Mark Zuckerberg (Jesse Eisenberg) basically just some nerdy who just got dumped by his girlfriend. Then a combination of anger, feeling rejected, alcohol, blogging and programming ability gave birth to a website comparing woman in Harvard in terms of hotness with farm animals.

The website's traffic increased exponentially in matter of hours and attract the attention of Winkelvoss brothers (both twins acted by Armie Hammer), who wanted Zuckerberg to help them creating some Harvard social networking site. Here, Zuckerberg see a winning move and move ahead by delaying meeting with Winkelvoss brothers and move on with Eduardo Saverin (Andrew Garfield, our future Spider-Man) to create baby Facebook, Facemash and leave the Winkelvosses uninformed at all. By that he infuriated the rich twins and has to face reprisal.

Then comes Sean Parker (Justin Timberlake) the Rasputin who whispers ideas into Zuckerberg's mind and the rest is history, especially the breakup of his friendship with Eduardo and how Facebook become the most popular social networking site in the world worth of US$25 billion.

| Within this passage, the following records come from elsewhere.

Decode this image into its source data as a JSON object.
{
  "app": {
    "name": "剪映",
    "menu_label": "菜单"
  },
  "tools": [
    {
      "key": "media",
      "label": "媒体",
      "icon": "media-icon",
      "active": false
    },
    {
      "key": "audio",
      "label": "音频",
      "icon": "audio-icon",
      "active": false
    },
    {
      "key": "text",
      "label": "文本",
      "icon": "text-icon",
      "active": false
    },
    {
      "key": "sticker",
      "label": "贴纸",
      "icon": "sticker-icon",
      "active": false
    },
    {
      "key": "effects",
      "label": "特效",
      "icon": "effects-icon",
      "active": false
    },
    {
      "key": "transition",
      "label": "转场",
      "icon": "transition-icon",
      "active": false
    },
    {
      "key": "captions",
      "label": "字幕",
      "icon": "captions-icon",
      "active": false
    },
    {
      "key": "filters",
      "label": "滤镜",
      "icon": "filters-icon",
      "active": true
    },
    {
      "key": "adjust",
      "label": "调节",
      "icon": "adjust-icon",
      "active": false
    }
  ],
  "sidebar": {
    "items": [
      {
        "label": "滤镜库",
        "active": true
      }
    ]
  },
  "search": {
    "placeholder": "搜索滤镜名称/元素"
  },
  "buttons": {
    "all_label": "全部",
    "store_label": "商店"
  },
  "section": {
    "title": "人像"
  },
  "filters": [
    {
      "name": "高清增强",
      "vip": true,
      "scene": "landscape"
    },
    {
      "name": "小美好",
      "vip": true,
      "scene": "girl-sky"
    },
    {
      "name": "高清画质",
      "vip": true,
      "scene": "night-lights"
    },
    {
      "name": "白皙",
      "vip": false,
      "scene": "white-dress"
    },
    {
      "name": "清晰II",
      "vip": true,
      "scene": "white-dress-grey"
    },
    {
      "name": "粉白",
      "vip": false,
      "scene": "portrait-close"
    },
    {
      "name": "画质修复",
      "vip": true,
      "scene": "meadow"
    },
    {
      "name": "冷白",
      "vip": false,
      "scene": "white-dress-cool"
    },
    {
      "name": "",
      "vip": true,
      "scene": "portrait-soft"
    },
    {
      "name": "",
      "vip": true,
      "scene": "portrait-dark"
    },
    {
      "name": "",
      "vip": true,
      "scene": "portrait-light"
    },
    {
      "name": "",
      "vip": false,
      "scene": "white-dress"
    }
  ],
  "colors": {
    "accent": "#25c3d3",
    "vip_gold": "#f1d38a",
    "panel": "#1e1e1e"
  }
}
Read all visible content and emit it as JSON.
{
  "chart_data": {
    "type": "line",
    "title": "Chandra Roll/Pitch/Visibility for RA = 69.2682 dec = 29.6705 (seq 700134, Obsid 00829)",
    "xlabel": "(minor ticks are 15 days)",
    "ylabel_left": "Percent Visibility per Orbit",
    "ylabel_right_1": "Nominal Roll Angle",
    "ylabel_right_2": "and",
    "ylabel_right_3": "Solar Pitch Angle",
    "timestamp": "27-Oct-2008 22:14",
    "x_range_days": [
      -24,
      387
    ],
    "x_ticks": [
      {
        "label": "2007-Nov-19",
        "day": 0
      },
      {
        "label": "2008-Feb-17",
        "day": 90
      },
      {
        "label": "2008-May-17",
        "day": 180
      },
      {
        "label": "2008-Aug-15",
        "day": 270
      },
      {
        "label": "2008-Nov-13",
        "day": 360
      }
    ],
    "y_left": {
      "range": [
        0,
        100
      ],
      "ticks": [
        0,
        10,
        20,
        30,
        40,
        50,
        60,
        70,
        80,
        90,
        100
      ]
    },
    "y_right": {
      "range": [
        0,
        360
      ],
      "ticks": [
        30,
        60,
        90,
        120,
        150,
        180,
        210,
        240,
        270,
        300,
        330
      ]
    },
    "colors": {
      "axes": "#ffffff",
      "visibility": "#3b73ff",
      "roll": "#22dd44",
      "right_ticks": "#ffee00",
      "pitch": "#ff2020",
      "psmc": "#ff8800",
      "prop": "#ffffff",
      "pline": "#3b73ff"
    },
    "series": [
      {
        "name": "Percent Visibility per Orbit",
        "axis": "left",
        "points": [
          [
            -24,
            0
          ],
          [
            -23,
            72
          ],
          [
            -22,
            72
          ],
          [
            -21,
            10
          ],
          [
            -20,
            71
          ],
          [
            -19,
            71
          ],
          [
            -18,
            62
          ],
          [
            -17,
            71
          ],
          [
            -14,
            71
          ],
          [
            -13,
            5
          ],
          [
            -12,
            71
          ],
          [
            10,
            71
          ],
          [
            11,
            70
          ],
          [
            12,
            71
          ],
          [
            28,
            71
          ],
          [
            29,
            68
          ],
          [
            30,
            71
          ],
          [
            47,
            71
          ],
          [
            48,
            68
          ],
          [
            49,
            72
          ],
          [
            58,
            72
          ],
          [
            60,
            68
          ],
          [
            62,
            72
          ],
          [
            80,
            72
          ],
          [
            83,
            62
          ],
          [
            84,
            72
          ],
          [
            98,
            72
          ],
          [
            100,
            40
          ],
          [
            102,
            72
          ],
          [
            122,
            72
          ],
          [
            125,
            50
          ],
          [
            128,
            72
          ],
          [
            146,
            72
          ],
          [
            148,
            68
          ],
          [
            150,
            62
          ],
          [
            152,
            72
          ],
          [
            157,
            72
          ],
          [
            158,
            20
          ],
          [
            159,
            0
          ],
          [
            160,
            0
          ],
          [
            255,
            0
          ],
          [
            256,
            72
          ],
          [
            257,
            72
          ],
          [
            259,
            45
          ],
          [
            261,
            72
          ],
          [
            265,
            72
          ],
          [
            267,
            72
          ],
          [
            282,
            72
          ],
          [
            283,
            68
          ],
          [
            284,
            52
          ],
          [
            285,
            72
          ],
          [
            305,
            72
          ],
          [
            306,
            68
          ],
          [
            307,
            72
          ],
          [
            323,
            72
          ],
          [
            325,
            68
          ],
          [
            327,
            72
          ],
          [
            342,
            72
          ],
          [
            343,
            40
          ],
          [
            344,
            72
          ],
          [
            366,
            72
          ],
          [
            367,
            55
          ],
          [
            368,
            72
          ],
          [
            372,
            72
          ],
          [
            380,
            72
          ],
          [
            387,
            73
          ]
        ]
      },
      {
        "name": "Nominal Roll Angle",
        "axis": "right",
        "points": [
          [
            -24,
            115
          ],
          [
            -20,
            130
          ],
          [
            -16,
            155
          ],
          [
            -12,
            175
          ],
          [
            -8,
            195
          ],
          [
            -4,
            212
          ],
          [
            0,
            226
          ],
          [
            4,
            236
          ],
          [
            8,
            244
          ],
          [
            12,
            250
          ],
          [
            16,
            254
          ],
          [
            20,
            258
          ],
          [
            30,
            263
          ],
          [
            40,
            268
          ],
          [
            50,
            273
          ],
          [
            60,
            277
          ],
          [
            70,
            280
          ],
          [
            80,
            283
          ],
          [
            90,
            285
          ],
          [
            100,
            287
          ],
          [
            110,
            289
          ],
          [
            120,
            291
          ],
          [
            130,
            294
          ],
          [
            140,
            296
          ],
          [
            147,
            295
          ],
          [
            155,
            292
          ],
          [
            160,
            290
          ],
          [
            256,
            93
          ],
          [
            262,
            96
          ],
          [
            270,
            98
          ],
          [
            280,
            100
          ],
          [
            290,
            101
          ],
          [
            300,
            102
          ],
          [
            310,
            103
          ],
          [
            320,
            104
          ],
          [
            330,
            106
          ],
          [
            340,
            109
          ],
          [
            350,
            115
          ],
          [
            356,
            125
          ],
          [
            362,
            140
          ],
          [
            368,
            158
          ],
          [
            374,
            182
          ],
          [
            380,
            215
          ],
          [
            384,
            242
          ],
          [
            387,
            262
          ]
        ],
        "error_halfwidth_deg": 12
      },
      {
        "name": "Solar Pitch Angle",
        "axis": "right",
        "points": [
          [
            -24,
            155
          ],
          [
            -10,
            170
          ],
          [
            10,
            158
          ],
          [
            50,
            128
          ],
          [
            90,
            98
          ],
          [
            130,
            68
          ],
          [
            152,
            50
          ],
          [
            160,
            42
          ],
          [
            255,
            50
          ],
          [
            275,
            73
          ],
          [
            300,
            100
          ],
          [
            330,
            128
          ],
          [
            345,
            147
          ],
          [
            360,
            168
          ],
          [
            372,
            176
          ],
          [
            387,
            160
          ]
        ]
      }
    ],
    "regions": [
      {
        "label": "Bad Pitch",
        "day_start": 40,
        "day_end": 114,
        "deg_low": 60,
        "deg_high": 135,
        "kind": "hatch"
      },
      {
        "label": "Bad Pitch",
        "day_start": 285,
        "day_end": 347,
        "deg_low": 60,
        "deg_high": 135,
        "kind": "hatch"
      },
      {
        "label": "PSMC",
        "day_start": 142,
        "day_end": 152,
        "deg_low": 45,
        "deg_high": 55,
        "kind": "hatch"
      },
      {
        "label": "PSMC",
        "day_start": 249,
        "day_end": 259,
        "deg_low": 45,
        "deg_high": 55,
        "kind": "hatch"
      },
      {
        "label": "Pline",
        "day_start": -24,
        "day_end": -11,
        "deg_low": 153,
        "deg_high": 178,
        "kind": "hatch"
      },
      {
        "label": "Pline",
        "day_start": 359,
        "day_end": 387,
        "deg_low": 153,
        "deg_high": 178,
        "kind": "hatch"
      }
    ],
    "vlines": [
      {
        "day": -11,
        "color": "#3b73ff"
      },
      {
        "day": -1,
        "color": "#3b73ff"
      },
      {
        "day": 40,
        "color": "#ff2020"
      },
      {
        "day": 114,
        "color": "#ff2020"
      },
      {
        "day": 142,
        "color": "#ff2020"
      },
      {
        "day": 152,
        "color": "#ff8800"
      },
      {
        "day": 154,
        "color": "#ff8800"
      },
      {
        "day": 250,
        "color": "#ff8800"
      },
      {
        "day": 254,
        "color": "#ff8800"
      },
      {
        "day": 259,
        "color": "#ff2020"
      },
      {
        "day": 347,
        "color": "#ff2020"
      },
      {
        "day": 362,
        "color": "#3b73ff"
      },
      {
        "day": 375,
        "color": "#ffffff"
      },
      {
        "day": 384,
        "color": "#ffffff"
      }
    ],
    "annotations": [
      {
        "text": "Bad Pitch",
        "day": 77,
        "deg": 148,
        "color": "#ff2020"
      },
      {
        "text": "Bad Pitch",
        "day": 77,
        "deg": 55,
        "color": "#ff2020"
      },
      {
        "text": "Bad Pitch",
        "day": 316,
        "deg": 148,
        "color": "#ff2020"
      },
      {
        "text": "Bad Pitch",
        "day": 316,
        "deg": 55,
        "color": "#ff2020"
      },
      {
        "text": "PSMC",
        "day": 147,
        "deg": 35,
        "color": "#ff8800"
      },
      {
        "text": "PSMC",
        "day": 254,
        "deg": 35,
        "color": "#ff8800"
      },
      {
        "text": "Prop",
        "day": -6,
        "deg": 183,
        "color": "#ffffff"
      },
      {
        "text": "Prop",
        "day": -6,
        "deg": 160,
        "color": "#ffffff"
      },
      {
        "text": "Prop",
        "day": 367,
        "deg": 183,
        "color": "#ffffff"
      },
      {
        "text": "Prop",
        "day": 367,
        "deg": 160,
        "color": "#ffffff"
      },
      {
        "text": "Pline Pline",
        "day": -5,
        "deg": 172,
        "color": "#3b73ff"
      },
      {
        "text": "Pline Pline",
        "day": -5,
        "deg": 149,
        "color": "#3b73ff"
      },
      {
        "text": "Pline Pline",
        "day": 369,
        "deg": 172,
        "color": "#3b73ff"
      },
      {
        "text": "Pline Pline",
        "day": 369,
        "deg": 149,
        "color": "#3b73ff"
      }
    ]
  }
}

Framing the story in the legal lawsuit in flash-forward and flash-backward, Fincher manages to creep the audience by showing his version of Mark Zuckerberg; a cold, heartless, smart, calculating person who has zero interest in human relationship at all, he even doesn't care on parties and beautiful girls. He doesn't even care on money, it seems that his driving force is because he broke up with his girl friend. To that we have to thank Zuckerberg's ex girlfriend for 'motivating' the nerdy guy from Harvard to revolutionize our life.

This is a cynical and cruel film about how a venture into the making of a website based on friendship ended up destroying friendship of the maker itself.

Loaded with fast pacing dialogs that shoots like a bullet from a Rambo movie, if English is not your mother tongue, you need to concentrate more. Is this a masterpiece? I don't know, time will tell but this is a good film that lingers in my mind hours after I watch it.